SAN DIEGO – The splendor of Mayan civilization is captured in a compact exhibit here at the Natural History Museum in Balboa Park.
“Maya: Hidden Worlds Revealed” blends authentic artifacts, paintings, photographs, true-scale replicas of architecture and statuary and interactive modules to bring into sharp focus a civilization that still holds mysteries today.
“Hidden Worlds Revealed” will remain through Jan. 3, 2016. It’s the second exhibit in less than a year at the NAT, as the museum is known, to feature ancient civilizations half a world apart. An exhibit about King Tut ended a six-month stay in April.
Mayan territory spread across lush jungles and highlands that extended over southeastern Mexico, including the Yucatan Peninsula, and included all of Guatemala and Belize and the western portions of Honduras and El Salvador.
The rise and decline of the Mayans was typical of other pre-Columbian cultures such as the Olmecas, Aztecs, Incas and the ancient Puebloans in the Four Corners of what is now the United States.
The Mayans were known for their striking architecture, advanced mathematics and their predictions of eclipses and other celestial events based on centuries of meticulous record-keeping involving the position of sun, moon and stars.
The Mayans also had the only fully-developed writing system in pre-Columbian America.
The story of the Mayans is told here with artifacts, photos, to-scale replicas and recorded interviews supplemented by numerous interactive devices to entertain and educate kids of all ages.
Visitors learn that Mayan life centered on city-states that formed alliances, traded and warred endlessly with one another. Lack of navigable rivers, beasts of burden and wheeled vehicles prevented any single ruler from unifying his authority over a vast area.
Mayan society was closely bound to belief in dieties and life/death/after-life existences. Legend holds that creator gods sacrificed the maize god and created people from its dough. In turn, Mayans offered music, food, incense and blood-lettings to appease the gods.
The first contact of the Mayans with Spaniards came in the early 16th century, with the last Mayan city falling in 1697.
Exhibits, videos and informational panels in English and Spanish offer details. The exhibit is contained in 10,000 square feet.
Among the 240 authentic artifacts are a stucco bust, a skull, bones, spear points, pots and serving dishes, jewelry, beads and shells. The materials used in adornments differentiated the elite from commoners. Jade and obsidian were reserved for members of the upper society; commoners made do with shells, clay and mother of pearl.
Paintings at one stop on the museum’s self-guided tour depict a Mayan ball game reminiscent of soccer in which hands were not used.
Visitors are invited to heft an eight-pound, solid-rubber ball similar to one used in the game. Nearby, under glass, is a U-shaped belt made of volcanic tuff that was worn around the waist by ball-game participants to protect their innards from the impact of the ball.
The ball, formed from a mixture of latex and juice from the morning glory vine, amazed Spanish adventurers because in Europe at the time, balls were made of wood, cloth and leather.

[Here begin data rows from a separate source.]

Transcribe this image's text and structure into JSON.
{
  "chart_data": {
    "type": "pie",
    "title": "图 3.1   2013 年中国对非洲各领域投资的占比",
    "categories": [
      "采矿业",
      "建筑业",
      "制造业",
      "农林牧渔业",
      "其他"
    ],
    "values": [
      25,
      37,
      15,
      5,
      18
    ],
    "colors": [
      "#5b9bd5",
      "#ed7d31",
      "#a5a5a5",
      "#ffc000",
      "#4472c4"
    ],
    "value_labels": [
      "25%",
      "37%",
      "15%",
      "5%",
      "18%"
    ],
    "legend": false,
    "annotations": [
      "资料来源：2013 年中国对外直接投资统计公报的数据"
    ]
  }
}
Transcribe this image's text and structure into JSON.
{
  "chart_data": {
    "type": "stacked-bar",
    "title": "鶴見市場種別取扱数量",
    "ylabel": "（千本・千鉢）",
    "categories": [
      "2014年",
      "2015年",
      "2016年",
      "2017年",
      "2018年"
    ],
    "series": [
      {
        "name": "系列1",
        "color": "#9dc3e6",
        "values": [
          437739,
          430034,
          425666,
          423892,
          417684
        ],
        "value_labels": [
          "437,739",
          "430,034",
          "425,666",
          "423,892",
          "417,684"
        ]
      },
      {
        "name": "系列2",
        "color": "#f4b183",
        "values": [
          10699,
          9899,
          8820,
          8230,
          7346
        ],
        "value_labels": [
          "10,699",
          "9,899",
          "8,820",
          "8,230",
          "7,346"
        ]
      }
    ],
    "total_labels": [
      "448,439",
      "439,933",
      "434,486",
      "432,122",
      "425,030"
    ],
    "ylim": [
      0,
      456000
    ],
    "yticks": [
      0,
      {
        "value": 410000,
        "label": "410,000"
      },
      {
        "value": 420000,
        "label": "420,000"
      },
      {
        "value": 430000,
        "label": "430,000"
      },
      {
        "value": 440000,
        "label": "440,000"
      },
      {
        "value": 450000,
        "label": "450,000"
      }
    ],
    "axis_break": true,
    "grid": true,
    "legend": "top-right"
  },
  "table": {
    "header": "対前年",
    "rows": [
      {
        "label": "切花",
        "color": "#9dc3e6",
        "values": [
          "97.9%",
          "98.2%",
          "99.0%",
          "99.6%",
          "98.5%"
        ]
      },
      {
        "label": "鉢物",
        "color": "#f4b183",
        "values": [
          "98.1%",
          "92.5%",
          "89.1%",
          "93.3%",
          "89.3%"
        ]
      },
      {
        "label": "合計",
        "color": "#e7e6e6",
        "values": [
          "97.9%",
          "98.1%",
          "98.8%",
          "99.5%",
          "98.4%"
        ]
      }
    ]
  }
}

Hernan Cortes reportedly was so taken by the game that he returned to Spain in 1528 with native players who performed for King Carlos V.
Curious visitors can try their hand at stacking building blocks to create Mayan-style structures. Mayans used stepped layers of blocks, each layer protruding only slightly from the one below it in order to maintain balance without the use of a cement.
The exhibition brings together contributions from the Science Museum of Minnesota, the Denver Museum of Nature and Science, the Peabody Museum, the University of Pennsylvania Museum, the San Diego Museum of Man, the Museum of Science, Boston, and the National Institute for Culture and History in Belize.
The NAT constantly is on the lookout for new exhibits, museum spokeswoman April Tellez said.
Next up, “Whales: Giants of the Deep” is scheduled to run from March 19 through Sept. 6, 2016.